The Power of Retail Financialisation via SIPs
Despite recent volatility and a modest 0.8% CAGR for the Nifty 50 over the last two years, the Indian capital market story remains anchored by retail participation. JP Morgan notes that even as Foreign Portfolio Investors (FPIs) offloaded nearly US$36 billion in Indian equities during FY25 and FY26, domestic retail investors provided a critical cushion.
The scale of this shift is immense. Monthly SIP inflows surged 48% year-on-year, reaching Rs 310 billion in May 2026. Remarkably, SIPs accounted for approximately 77% of the total net inflows into equity and balanced funds in FY26. This trend suggests that household savings are structurally moving toward financial assets, supported by favorable tax policies and increased financial literacy.
Top Picks: Beneficiaries of the Wealth Creation Wave
JP Morgan has assigned an "Overweight" (OW) rating to several key players, identifying those with superior business models and attractive valuations. The brokerage's preferred order places Angel One at the top, followed by CAMS, ICICI AMC, Nippon Life India Asset Management (NAM), and HDFC AMC.
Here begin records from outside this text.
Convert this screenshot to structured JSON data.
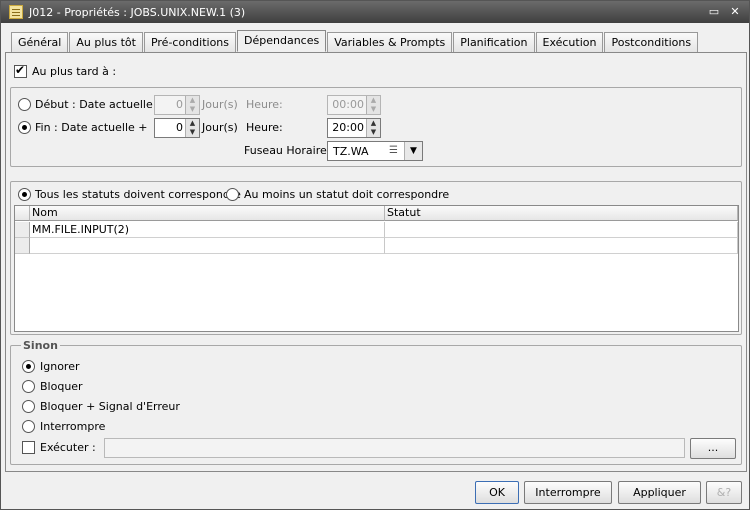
{
  "window": {
    "title": "J012 - Propriétés : JOBS.UNIX.NEW.1 (3)",
    "controls": {
      "restore": "▭",
      "close": "✕"
    }
  },
  "tabs": [
    {
      "label": "Général"
    },
    {
      "label": "Au plus tôt"
    },
    {
      "label": "Pré-conditions"
    },
    {
      "label": "Dépendances",
      "active": true
    },
    {
      "label": "Variables & Prompts"
    },
    {
      "label": "Planification"
    },
    {
      "label": "Exécution"
    },
    {
      "label": "Postconditions"
    }
  ],
  "latest": {
    "label": "Au plus tard à :",
    "checked": true,
    "start": {
      "label": "Début : Date actuelle +",
      "days": "0",
      "days_unit": "Jour(s)",
      "time_label": "Heure:",
      "time": "00:00"
    },
    "end": {
      "label": "Fin : Date actuelle +",
      "days": "0",
      "days_unit": "Jour(s)",
      "time_label": "Heure:",
      "time": "20:00"
    },
    "timezone_label": "Fuseau Horaire :",
    "timezone": "TZ.WA"
  },
  "status_match": {
    "all_label": "Tous les statuts doivent correspondre",
    "any_label": "Au moins un statut doit correspondre",
    "columns": [
      "Nom",
      "Statut"
    ],
    "rows": [
      [
        "MM.FILE.INPUT(2)",
        ""
      ],
      [
        "",
        ""
      ]
    ]
  },
  "else_group": {
    "title": "Sinon",
    "options": [
      {
        "label": "Ignorer",
        "selected": true
      },
      {
        "label": "Bloquer"
      },
      {
        "label": "Bloquer + Signal d'Erreur"
      },
      {
        "label": "Interrompre"
      }
    ],
    "execute_label": "Exécuter :",
    "execute_value": "",
    "browse_label": "..."
  },
  "footer": {
    "ok": "OK",
    "cancel": "Interrompre",
    "apply": "Appliquer"
  }
}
The specific price targets and preferred picks are:
- Angel One: Target price of Rs 420.
- CAMS: Target price of Rs 950.
- ICICI AMC: Target price of Rs 4,090.
- Nippon Life India AMC (NAM): Target price of Rs 1,360.
- HDFC AMC: Target price of Rs 3,250.
While some stocks like BSE Limited (+50%) and MCX (+78%) have already seen significant rallies, JP Morgan believes that future winners will be differentiated by their ability to leverage operating margins and drive earnings growth.
Surge in Trading Volumes and Derivatives Activity
Beyond mutual funds, the brokerage is optimistic about the structural growth in trading activity. The industry average daily premium turnover in index options has seen a massive leap, growing from Rs 10 billion in FY14 to Rs 699 billion in FY26. This expansion is fueled by algorithmic trading, the rise of weekly expiry contracts, and increased retail participation.
The commodities segment is also witnessing a transformation. The Multi Commodity Exchange (MCX) reported a dramatic 138% year-on-year jump in average daily futures turnover during FY26.
Risks to the Bullish Thesis
While the outlook is positive, JP Morgan has outlined specific triggers that could invalidate its bullish stance. The brokerage warned that if monthly SIP inflows drop below the Rs 250 billion mark for a sustained period, or if regulatory interventions lead to a decline of more than 20% in derivatives trading volumes, the current growth trajectory could be challenged.
Key Takeaways
- Retail Resilience: SIP inflows hit Rs 310 billion in May 2026, making up 77% of total equity and balanced fund net inflows in FY26.
- Top Recommendations: JP Morgan favors Angel One, CAMS, and ICICI AMC as primary beneficiaries of India's financialisation.
- Trading Growth: Index options turnover has skyrocketed from Rs 10 billion in FY14 to Rs 699 billion in FY26, driven by retail and algo trading.